Looking back, I saw the closed door of the stillness shed, the red bolt blazing firmly in place. The women were gone. A motion-free area had been achieved. It took me turning my back, and then they were gone. The shed was full. My own head was finally a finished part of my body. I would not need to worry about it again. The moment called for a dash of new water to be donated, and I spilled it out on the dirt at my feet, where it did not seep in, where it merely puddled on the soil, shimmering a bit in the late-afternoon sun until I stepped on it firmly, squarely, pushing it as deeply as I could into the earth.

I noted the Punisher’s position on the horizon. He could have been a fake man, a statue, a mannequin. Too far away for me to tell. Men that far away are as good as dead. It was best that the punishment was happening behind me. Fathers are always punished in the distance. He did not move and nothing near him did either, suggesting his entire location was constructed of color and light alone, with not one single beating heart in it, no real skin, nothing that could actually die. It would not be a place for someone such as myself.

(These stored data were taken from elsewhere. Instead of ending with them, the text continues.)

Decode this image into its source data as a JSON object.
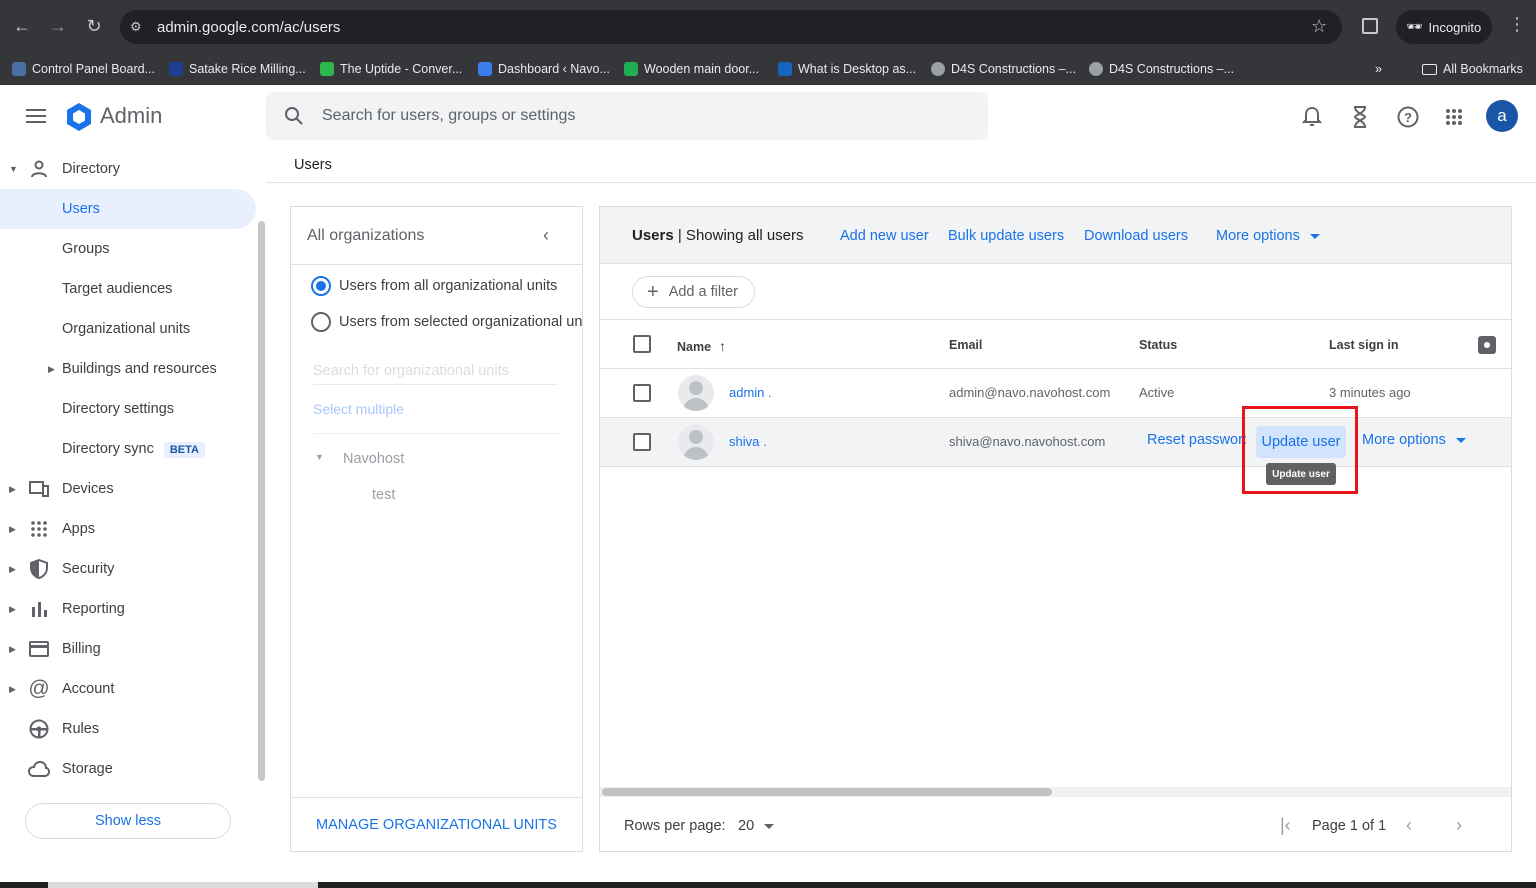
{
  "browser": {
    "url": "admin.google.com/ac/users",
    "incognito_label": "Incognito",
    "all_bookmarks_label": "All Bookmarks",
    "bookmarks": [
      {
        "label": "Control Panel Board...",
        "color": "#4a6fa5"
      },
      {
        "label": "Satake Rice Milling...",
        "color": "#1c3f94"
      },
      {
        "label": "The Uptide - Conver...",
        "color": "#2db84d"
      },
      {
        "label": "Dashboard ‹ Navo...",
        "color": "#3b7ded"
      },
      {
        "label": "Wooden main door...",
        "color": "#1fae52"
      },
      {
        "label": "What is Desktop as...",
        "color": "#1565c0"
      },
      {
        "label": "D4S Constructions –...",
        "color": "#9aa0a6"
      },
      {
        "label": "D4S Constructions –...",
        "color": "#9aa0a6"
      }
    ]
  },
  "header": {
    "app_title": "Admin",
    "search_placeholder": "Search for users, groups or settings",
    "avatar_letter": "a",
    "brand_color": "#1a73e8"
  },
  "sidebar": {
    "items": [
      {
        "label": "Directory",
        "icon": "person-icon"
      },
      {
        "label": "Users"
      },
      {
        "label": "Groups"
      },
      {
        "label": "Target audiences"
      },
      {
        "label": "Organizational units"
      },
      {
        "label": "Buildings and resources"
      },
      {
        "label": "Directory settings"
      },
      {
        "label": "Directory sync",
        "badge": "BETA"
      },
      {
        "label": "Devices",
        "icon": "devices-icon"
      },
      {
        "label": "Apps",
        "icon": "apps-grid-icon"
      },
      {
        "label": "Security",
        "icon": "shield-icon"
      },
      {
        "label": "Reporting",
        "icon": "bar-chart-icon"
      },
      {
        "label": "Billing",
        "icon": "credit-card-icon"
      },
      {
        "label": "Account",
        "icon": "at-sign-icon"
      },
      {
        "label": "Rules",
        "icon": "steering-icon"
      },
      {
        "label": "Storage",
        "icon": "cloud-icon"
      }
    ],
    "show_less": "Show less"
  },
  "breadcrumb": "Users",
  "org_panel": {
    "title": "All organizations",
    "radio_all": "Users from all organizational units",
    "radio_selected": "Users from selected organizational un",
    "search_placeholder": "Search for organizational units",
    "select_multiple": "Select multiple",
    "tree_root": "Navohost",
    "tree_child": "test",
    "manage": "MANAGE ORGANIZATIONAL UNITS"
  },
  "users_panel": {
    "title_bold": "Users",
    "title_rest": " | Showing all users",
    "add_user": "Add new user",
    "bulk_update": "Bulk update users",
    "download": "Download users",
    "more_options": "More options",
    "add_filter": "Add a filter",
    "columns": {
      "name": "Name",
      "email": "Email",
      "status": "Status",
      "last_sign_in": "Last sign in"
    },
    "rows": [
      {
        "name": "admin .",
        "email": "admin@navo.navohost.com",
        "status": "Active",
        "last_sign_in": "3 minutes ago"
      },
      {
        "name": "shiva .",
        "email": "shiva@navo.navohost.com",
        "reset_password": "Reset password",
        "update_user": "Update user",
        "more_options": "More options"
      }
    ],
    "tooltip": "Update user",
    "rows_per_page_label": "Rows per page:",
    "rows_per_page_value": "20",
    "page_label": "Page 1 of 1"
  }
}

I turned my back on him and walked hard and straight toward the deepest Ohio. My house gained size behind me as I retreated, staining the ground in a clear, thick shadow at my feet, the distant horizon ahead of me breaking into smaller and softer pieces as I approached it. There was nothing to do with my hands then but hold them up and feel around on my face— touch my mouth, my cheeks, my eyes — and maybe discover what, if anything, on that last day at home, I might actually have been conspiring to feel.

Promise of Stillness

LET IT BE RECOGNIZED, under the witness of the all-prevailing female Thompson, that this legal creed against motion bears the authority of a Female Jesus edict, a life law designated by our Lady Freeze, through which a woman of America might prosecute her stoppage of viewable actions, thus joining forces against all that moves, waging war in the name of stillness and silence, creating of her body a fixed landmark, an example of tranquillity, a frozen zone.